In early 1919, the manager of the Calgary Exhibition, Ernie Richardson, decided that the city needed a one-off extravaganza to celebrate the end of the First World War. He met with the Big Four, and proposed that they hold another Stampede. Weadick was brought back to Calgary to organize it.Just like in 1912, the 1919 Victory Stampede brought the world's best cowboys to Calgary to compete for prize money and prestige. Unfortunately, the September event came at the peak of wartime inflation and a poor crop yield. Weadick did everything we could to spur turnout, including convincing the city to make one afternoon a civic holiday so people could attend the rodeo. Despite his best efforts, the Stampede only broke even, and there were no profits left to distribute to the Great War Veterans' Association, the Salvation Army and the YMCA, who were supposed to be the event's beneficiaries. 
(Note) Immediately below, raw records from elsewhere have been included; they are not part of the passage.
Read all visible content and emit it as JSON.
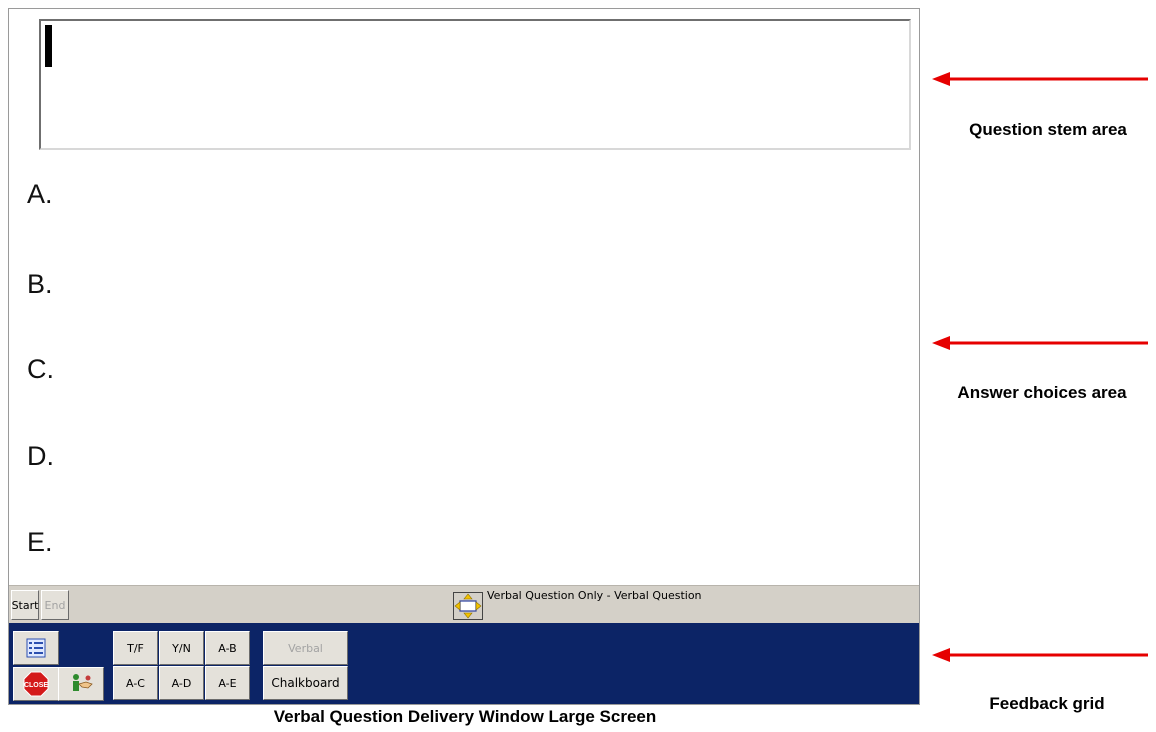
{
  "question_stem": {
    "value": ""
  },
  "choices": [
    "A.",
    "B.",
    "C.",
    "D.",
    "E."
  ],
  "status_bar": {
    "start_label": "Start",
    "end_label": "End",
    "status_text": "Verbal Question Only - Verbal Question"
  },
  "feedback_grid": {
    "close_label": "CLOSE",
    "tf_label": "T/F",
    "yn_label": "Y/N",
    "ab_label": "A-B",
    "ac_label": "A-C",
    "ad_label": "A-D",
    "ae_label": "A-E",
    "verbal_label": "Verbal",
    "chalkboard_label": "Chalkboard",
    "background_color": "#0c2466"
  },
  "annotations": {
    "question_stem": "Question stem area",
    "answer_choices": "Answer choices area",
    "feedback_grid": "Feedback grid",
    "arrow_color": "#e60000"
  },
  "caption": "Verbal Question Delivery Window Large Screen"
}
An economic downturn hit Calgary in the 1920s, and the Exhibition was losing money. They had invested in significant additions to Stampede Park in 1919, including a new, fireproof, Grandstand. However, postwar labour troubles and the high cost of building materials meant that improving the grounds was much more expensive than anticipated. These costs were compounded by a failed crop that fall. By 1920, Western Canada was in recession. To save the Exhibition, Ernie Richardson looked to offer better entertainment by incorporating the Stampede in it, so he hired Guy Weadick as an arena manager. 

With Weadick’s encouragement, the entire city participated in celebrating the event. Merchants decorated their storefronts, everyone was encouraged to dress western and there was a daily 2-hour parade downtown featuring First Nations in full regalia.  There was also a cowboys and old timers street dance (which, by 1928, took up an entire city block). Weadick also decided that he needed to come up a new and exciting event to mark the first year that the Stampede and Calgary Exhibition were joining forces in a single event. He came up with the chuckwagon races, which were inspired by his time on the range watching wagons compete to be the first unit to set up camp at each new stop along the trail.